Use `spacy_stanza.load_pipeline()` to create an `nlp` object that you can use to
process a text with a Stanza pipeline and create a spaCy
[`Doc` object](https://spacy.io/api/doc). By default, both the spaCy pipeline
and the Stanza pipeline will be initialized with the same `lang`, e.g. "en":
```python
import stanza
import spacy_stanza
# Download the stanza model if necessary
stanza.download("en")
# Initialize the pipeline
nlp = spacy_stanza.load_pipeline("en")
doc = nlp("Barack Obama was born in Hawaii. He was elected president in 2008.")
for token in doc:
print(token.text, token.lemma_, token.pos_, token.dep_, token.ent_type_)
print(doc.ents)
```
If language data for the given language is available in spaCy, the respective
language class can be used as the base for the `nlp` object – for example,
`English()`. This lets you use spaCy's lexical attributes like `is_stop` or
`like_num`. The `nlp` object follows the same API as any other spaCy `Language`
class – so you can visualize the `Doc` objects with displaCy, add custom
components to the pipeline, use the rule-based matcher and do pretty much
anything else you'd normally do in spaCy.
```python
# Access spaCy's lexical attributes
print([token.is_stop for token in doc])
print([token.like_num for token in doc])
# Visualize dependencies
from spacy import displacy
displacy.serve(doc) # or displacy.render if you're in a Jupyter notebook
# Process texts with nlp.pipe
for doc in nlp.pipe(["Lots of texts", "Even more texts", "..."]):
print(doc.text)
# Combine with your own custom pipeline components
from spacy import Language
@Language.component("custom_component")
def custom_component(doc):
# Do something to the doc here
print(f"Custom component called: {doc.text}")
return doc
nlp.add_pipe("custom_component")
doc = nlp("Some text")
# Serialize attributes to a numpy array
np_array = doc.to_array(['ORTH', 'LEMMA', 'POS'])
```
### Stanza Pipeline options
Additional options for the Stanza
[`Pipeline`](https://stanfordnlp.github.io/stanza/pipeline.html#pipeline) can be
provided as keyword arguments following the `Pipeline` API:
- Provide the Stanza language as `lang`. For Stanza languages without spaCy
support, use "xx" for the spaCy language setting:
```python
# Initialize a pipeline for Coptic
nlp = spacy_stanza.load_pipeline("xx", lang="cop")
```
- Provide Stanza pipeline settings following the `Pipeline` API:
```python
# Initialize a German pipeline with the `hdt` package
nlp = spacy_stanza.load_pipeline("de", package="hdt")
```
- Tokenize with spaCy rather than the statistical tokenizer (only for English):
```python
nlp = spacy_stanza.load_pipeline("en", processors= {"tokenize": "spacy"})
```
- Provide any additional processor settings as additional keyword arguments:
```python
# Provide pretokenized texts (whitespace tokenization)
nlp = spacy_stanza.load_pipeline("de", tokenize_pretokenized=True)
```
The spaCy config specifies all `Pipeline` options in the `[nlp.tokenizer]`
block.

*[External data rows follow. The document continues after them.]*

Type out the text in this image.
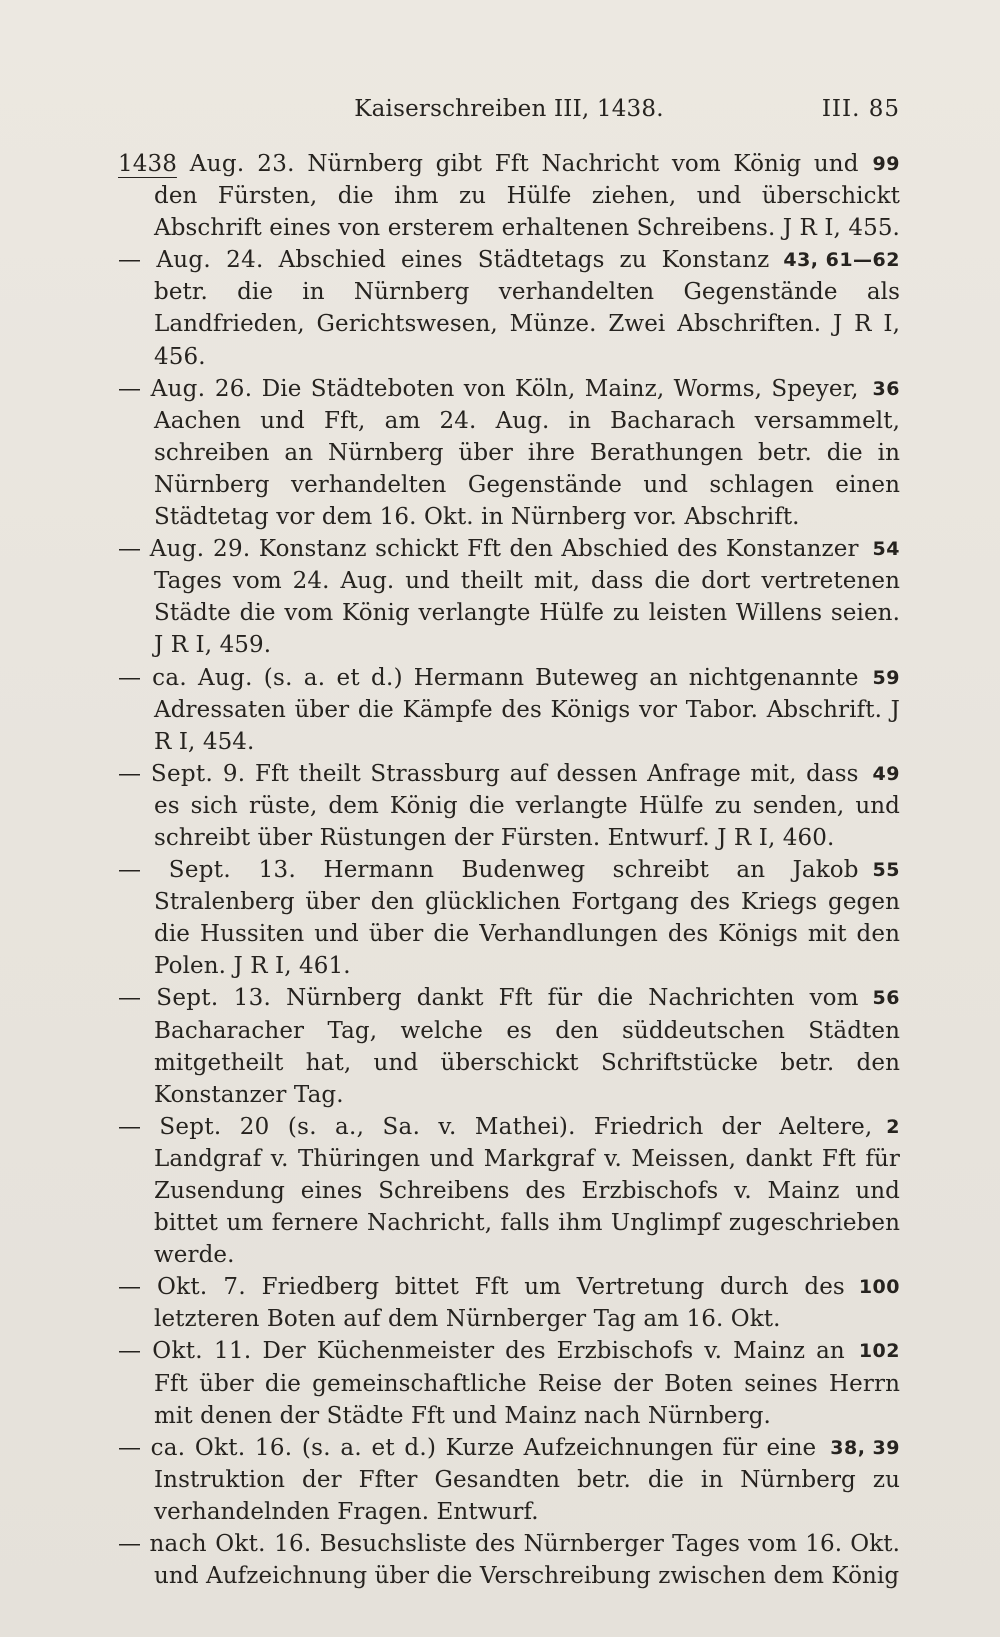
Kaiserschreiben III, 1438.	III. 85
99
1438 Aug. 23. Nürnberg gibt Fft Nachricht vom König und den Fürsten, die ihm zu Hülfe ziehen, und überschickt Abschrift eines von ersterem erhaltenen Schreibens. J R I, 455.
43, 61—62
— Aug. 24. Abschied eines Städtetags zu Konstanz betr. die in Nürnberg verhandelten Gegenstände als Landfrieden, Gerichtswesen, Münze. Zwei Abschriften. J R I, 456.
36
— Aug. 26. Die Städteboten von Köln, Mainz, Worms, Speyer, Aachen und Fft, am 24. Aug. in Bacharach versammelt, schreiben an Nürnberg über ihre Berathungen betr. die in Nürnberg verhandelten Gegenstände und schlagen einen Städtetag vor dem 16. Okt. in Nürnberg vor. Abschrift.
54
— Aug. 29. Konstanz schickt Fft den Abschied des Konstanzer Tages vom 24. Aug. und theilt mit, dass die dort vertretenen Städte die vom König verlangte Hülfe zu leisten Willens seien. J R I, 459.
59
— ca. Aug. (s. a. et d.) Hermann Buteweg an nichtgenannte Adressaten über die Kämpfe des Königs vor Tabor. Abschrift. J R I, 454.
49
— Sept. 9. Fft theilt Strassburg auf dessen Anfrage mit, dass es sich rüste, dem König die verlangte Hülfe zu senden, und schreibt über Rüstungen der Fürsten. Entwurf. J R I, 460.
55
— Sept. 13. Hermann Budenweg schreibt an Jakob Stralenberg über den glücklichen Fortgang des Kriegs gegen die Hussiten und über die Verhandlungen des Königs mit den Polen. J R I, 461.
56
— Sept. 13. Nürnberg dankt Fft für die Nachrichten vom Bacharacher Tag, welche es den süddeutschen Städten mitgetheilt hat, und überschickt Schriftstücke betr. den Konstanzer Tag.
2
— Sept. 20 (s. a., Sa. v. Mathei). Friedrich der Aeltere, Landgraf v. Thüringen und Markgraf v. Meissen, dankt Fft für Zusendung eines Schreibens des Erzbischofs v. Mainz und bittet um fernere Nachricht, falls ihm Unglimpf zugeschrieben werde.
100
— Okt. 7. Friedberg bittet Fft um Vertretung durch des letzteren Boten auf dem Nürnberger Tag am 16. Okt.
102
— Okt. 11. Der Küchenmeister des Erzbischofs v. Mainz an Fft über die gemeinschaftliche Reise der Boten seines Herrn mit denen der Städte Fft und Mainz nach Nürnberg.
38, 39
— ca. Okt. 16. (s. a. et d.) Kurze Aufzeichnungen für eine Instruktion der Ffter Gesandten betr. die in Nürnberg zu verhandelnden Fragen. Entwurf.
— nach Okt. 16. Besuchsliste des Nürnberger Tages vom 16. Okt. und Aufzeichnung über die Verschreibung zwischen dem König
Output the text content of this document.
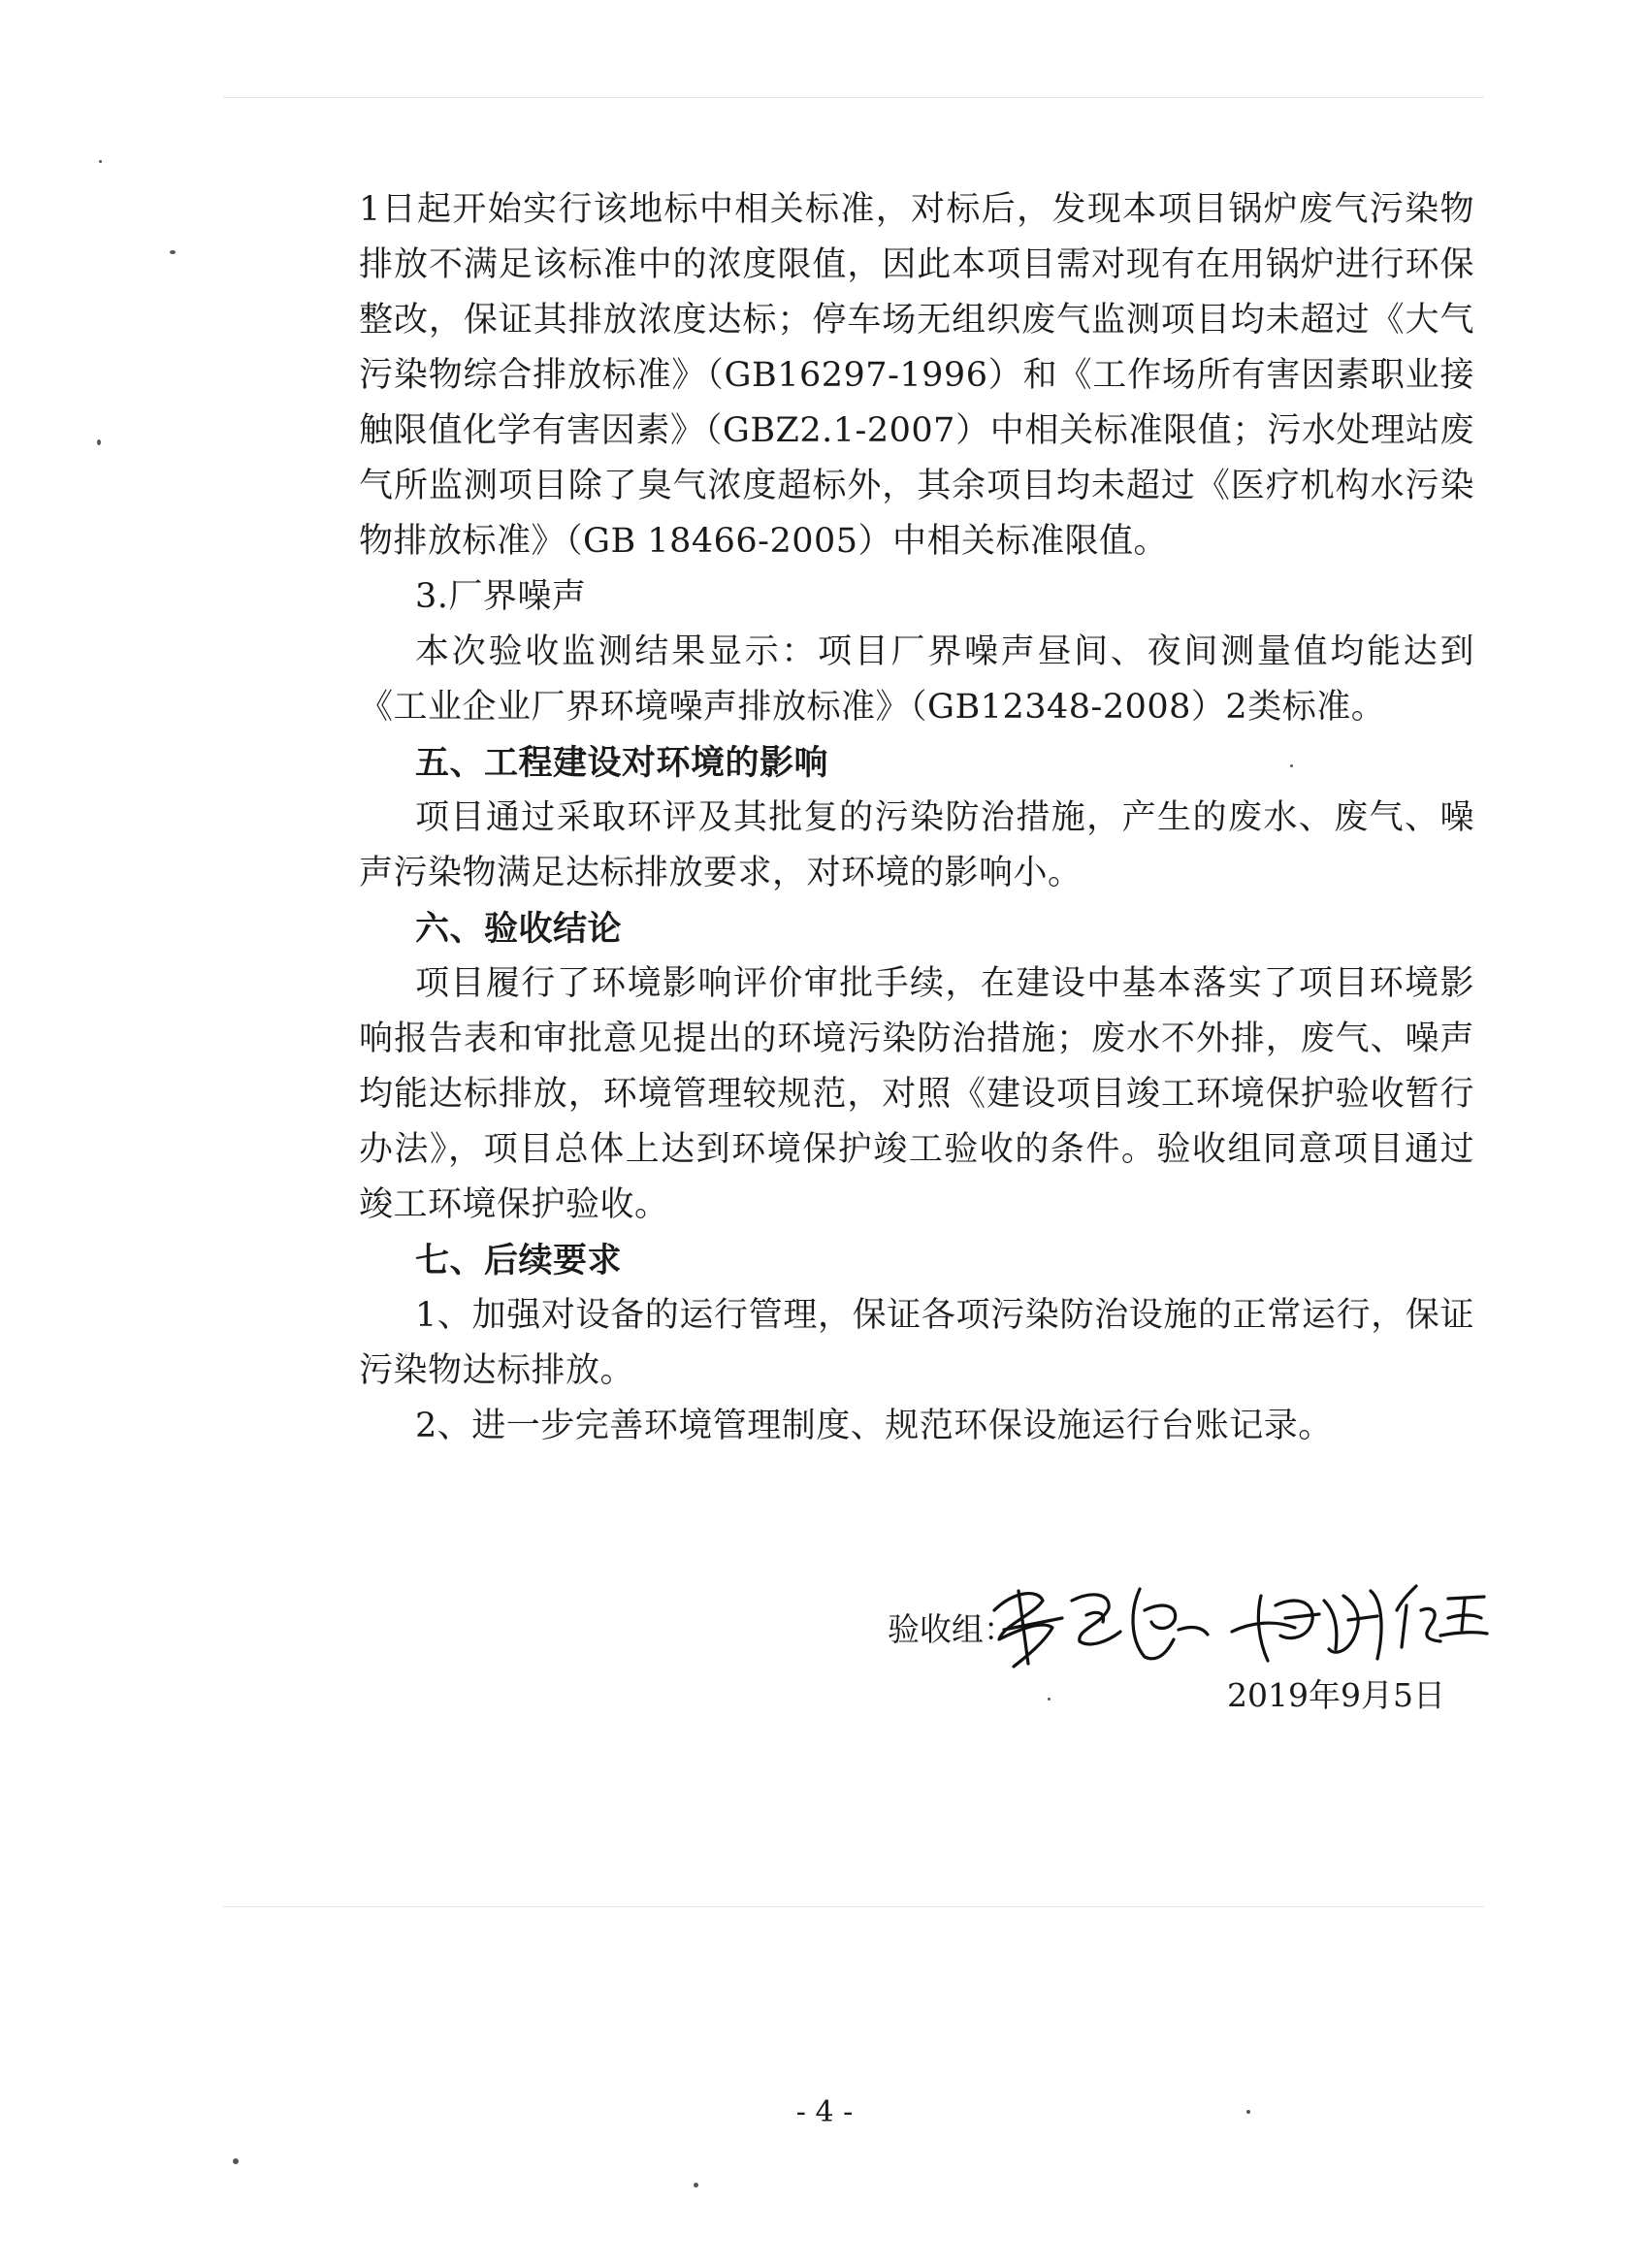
1日起开始实行该地标中相关标准，对标后，发现本项目锅炉废气污染物排放不满足该标准中的浓度限值，因此本项目需对现有在用锅炉进行环保整改，保证其排放浓度达标；停车场无组织废气监测项目均未超过《大气污染物综合排放标准》（GB16297-1996）和《工作场所有害因素职业接触限值化学有害因素》（GBZ2.1-2007）中相关标准限值；污水处理站废气所监测项目除了臭气浓度超标外，其余项目均未超过《医疗机构水污染物排放标准》（GB 18466-2005）中相关标准限值。

3.厂界噪声

本次验收监测结果显示：项目厂界噪声昼间、夜间测量值均能达到《工业企业厂界环境噪声排放标准》（GB12348-2008）2类标准。

五、工程建设对环境的影响

项目通过采取环评及其批复的污染防治措施，产生的废水、废气、噪声污染物满足达标排放要求，对环境的影响小。

六、验收结论

项目履行了环境影响评价审批手续，在建设中基本落实了项目环境影响报告表和审批意见提出的环境污染防治措施；废水不外排，废气、噪声均能达标排放，环境管理较规范，对照《建设项目竣工环境保护验收暂行办法》，项目总体上达到环境保护竣工验收的条件。验收组同意项目通过竣工环境保护验收。

七、后续要求

1、加强对设备的运行管理，保证各项污染防治设施的正常运行，保证污染物达标排放。

2、进一步完善环境管理制度、规范环保设施运行台账记录。

验收组：
2019年9月5日
- 4 -
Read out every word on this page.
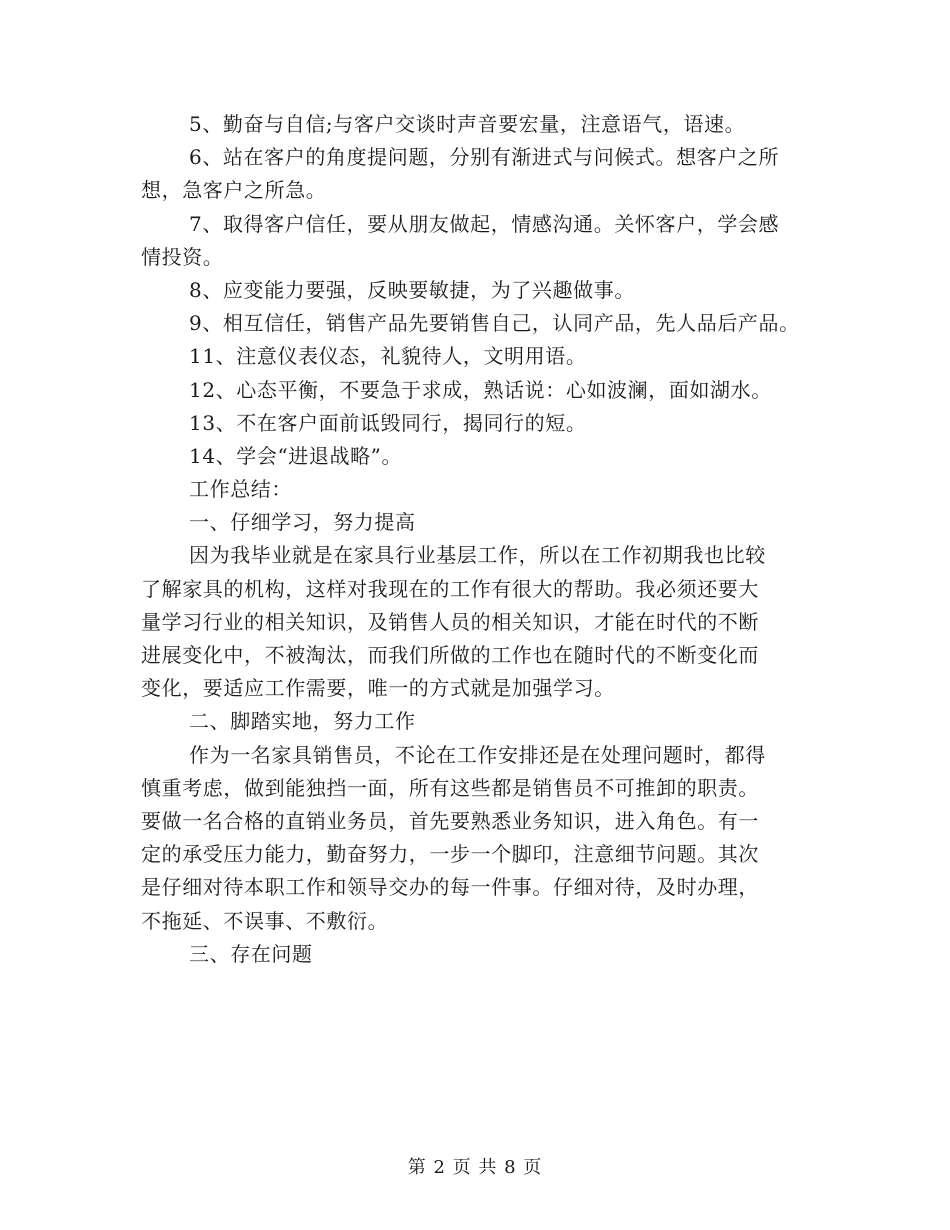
5、勤奋与自信;与客户交谈时声音要宏量，注意语气，语速。
6、站在客户的角度提问题，分别有渐进式与问候式。想客户之所
想，急客户之所急。
7、取得客户信任，要从朋友做起，情感沟通。关怀客户，学会感
情投资。
8、应变能力要强，反映要敏捷，为了兴趣做事。
9、相互信任，销售产品先要销售自己，认同产品，先人品后产品。
11、注意仪表仪态，礼貌待人，文明用语。
12、心态平衡，不要急于求成，熟话说：心如波澜，面如湖水。
13、不在客户面前诋毁同行，揭同行的短。
14、学会“进退战略”。
工作总结：
一、仔细学习，努力提高
因为我毕业就是在家具行业基层工作，所以在工作初期我也比较
了解家具的机构，这样对我现在的工作有很大的帮助。我必须还要大
量学习行业的相关知识，及销售人员的相关知识，才能在时代的不断
进展变化中，不被淘汰，而我们所做的工作也在随时代的不断变化而
变化，要适应工作需要，唯一的方式就是加强学习。
二、脚踏实地，努力工作
作为一名家具销售员，不论在工作安排还是在处理问题时，都得
慎重考虑，做到能独挡一面，所有这些都是销售员不可推卸的职责。
要做一名合格的直销业务员，首先要熟悉业务知识，进入角色。有一
定的承受压力能力，勤奋努力，一步一个脚印，注意细节问题。其次
是仔细对待本职工作和领导交办的每一件事。仔细对待，及时办理，
不拖延、不误事、不敷衍。
三、存在问题
第 2 页 共 8 页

For example, the config for the last example above, a German pipeline
with pretokenized texts:
```ini
[nlp.tokenizer]
@tokenizers = "spacy_stanza.PipelineAsTokenizer.v1"
lang = "de"
dir = null
package = "default"
logging_level = null
verbose = null
use_gpu = true
[nlp.tokenizer.kwargs]
tokenize_pretokenized = true
[nlp.tokenizer.processors]
```
### Serialization
The full Stanza pipeline configuration is stored in the spaCy pipeline
[config](https://spacy.io/usage/training#config), so you can save and load the
pipeline just like any other `nlp` pipeline:
```python
# Save to a local directory
nlp.to_disk("./stanza-spacy-model")
# Reload the pipeline
nlp = spacy.load("./stanza-spacy-model")
```
Note that this **does not save any Stanza model data by default**. The Stanza
models are very large, so for now, this package expects you to download the
models separately with `stanza.download()` and have them available either in the
default model directory or in the path specified under `[nlp.tokenizer.dir]` in
the config.
### Adding additional spaCy pipeline components
By default, the spaCy pipeline in the `nlp` object returned by
`spacy_stanza.load_pipeline()` will be empty, because all `stanza` attributes
are computed and set within the custom tokenizer,
[`StanzaTokenizer`](spacy_stanza/tokenizer.py). But since it's a regular `nlp`
object, you can add your own components to the pipeline. For example, you could
add
[your own custom text classification component](https://spacy.io/usage/training)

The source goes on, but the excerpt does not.